I have some basic questions on the practical meaning of Markov Chain Monte Carlo (MCMC) methods, as, for example, the Gibbs sampling
Suppose I have a random matrix $\underbrace{Y}_{n\times n}$ defined on the probability space $(\Omega, \mathcal{F}, \mathbb{P})$ with support $\{A_i\}_{i=1}^3$, $A_i\in \mathbb{R}^n$ for $i=1,2,3$.
Additionally, $\mathbb{P}(Y=A_i)=f(A_i,\theta)$ where $\theta\in \Theta\subseteq \mathbb{R}$ for $i=1,2,3$.
Assume $\theta$ is known.
Suppose that $f(A_i;\theta)$ is particularly hard to compute for $i=1,2,3$. One way to overcome this issue is by simulating it using a MCMC method:
1) I start with a certain realisation of $Y$
2) I update $Y$ using a certain transition probability (suppose I am able to compute this)
3) I repeat step 2) $T$ times with $T$ very large
The outcome of this algorithm is for example $$ A_1, A_2, A_1, A_3, A_1, A_1, A_1, A_2,..., A_3 $$
(*) The magic is that if I plot the probability mass function of $$ A_1, A_2, A_1, A_3, A_1, A_1, A_1, A_2,..., A_3 $$ I get something very close to $f(A_1;\theta)$, $f(A_2;\theta)$, $f(A_3;\theta)$. Moreover if I compute the average of $$ A_1, A_2, A_1, A_3, A_1, A_1, A_1, A_2,..., A_3 $$ I get something very close to $E(Y)$.
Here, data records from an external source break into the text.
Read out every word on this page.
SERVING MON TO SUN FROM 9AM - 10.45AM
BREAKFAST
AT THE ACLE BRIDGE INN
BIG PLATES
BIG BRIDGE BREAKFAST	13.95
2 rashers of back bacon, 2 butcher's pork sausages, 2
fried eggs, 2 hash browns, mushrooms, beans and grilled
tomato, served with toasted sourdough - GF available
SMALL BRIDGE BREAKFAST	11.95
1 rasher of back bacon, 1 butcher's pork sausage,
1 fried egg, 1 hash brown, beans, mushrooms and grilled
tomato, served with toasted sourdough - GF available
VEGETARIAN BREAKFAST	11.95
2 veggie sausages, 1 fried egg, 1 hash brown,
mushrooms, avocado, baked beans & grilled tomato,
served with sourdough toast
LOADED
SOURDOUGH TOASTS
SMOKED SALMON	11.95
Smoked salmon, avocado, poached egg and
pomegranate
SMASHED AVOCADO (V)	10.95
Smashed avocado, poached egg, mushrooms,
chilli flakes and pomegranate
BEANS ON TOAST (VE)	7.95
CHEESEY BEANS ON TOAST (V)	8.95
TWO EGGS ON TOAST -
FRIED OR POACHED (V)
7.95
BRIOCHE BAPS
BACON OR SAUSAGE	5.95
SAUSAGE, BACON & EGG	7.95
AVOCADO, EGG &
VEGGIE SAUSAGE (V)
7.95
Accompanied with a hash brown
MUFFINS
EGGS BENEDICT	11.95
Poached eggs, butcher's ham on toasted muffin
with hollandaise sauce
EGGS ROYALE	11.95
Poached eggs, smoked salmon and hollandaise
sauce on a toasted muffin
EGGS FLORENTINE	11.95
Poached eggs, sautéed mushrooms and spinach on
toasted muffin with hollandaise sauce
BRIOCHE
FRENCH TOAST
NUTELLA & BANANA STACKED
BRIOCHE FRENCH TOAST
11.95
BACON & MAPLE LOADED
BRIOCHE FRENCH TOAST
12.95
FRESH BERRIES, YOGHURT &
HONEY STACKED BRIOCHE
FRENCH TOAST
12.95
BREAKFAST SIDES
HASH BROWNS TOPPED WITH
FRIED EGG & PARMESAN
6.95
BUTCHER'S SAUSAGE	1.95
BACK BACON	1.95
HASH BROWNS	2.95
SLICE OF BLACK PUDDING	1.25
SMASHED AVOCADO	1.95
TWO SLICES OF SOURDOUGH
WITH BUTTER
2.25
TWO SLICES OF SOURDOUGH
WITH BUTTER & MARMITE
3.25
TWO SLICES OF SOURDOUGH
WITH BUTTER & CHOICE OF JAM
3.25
Questions: is my summary above correct?
I am confused on the words often used in other sources to state (*), such as "the distribution of $Y$ converges to $f$ for $T\rightarrow \infty$", or "the sampler converges to a stable (stationary) distribution", etc. Are these equivalent ways to state (*)?
What is meant by "stationary distribution"? Stationary reminds me something that does not change but I don't see the relation here.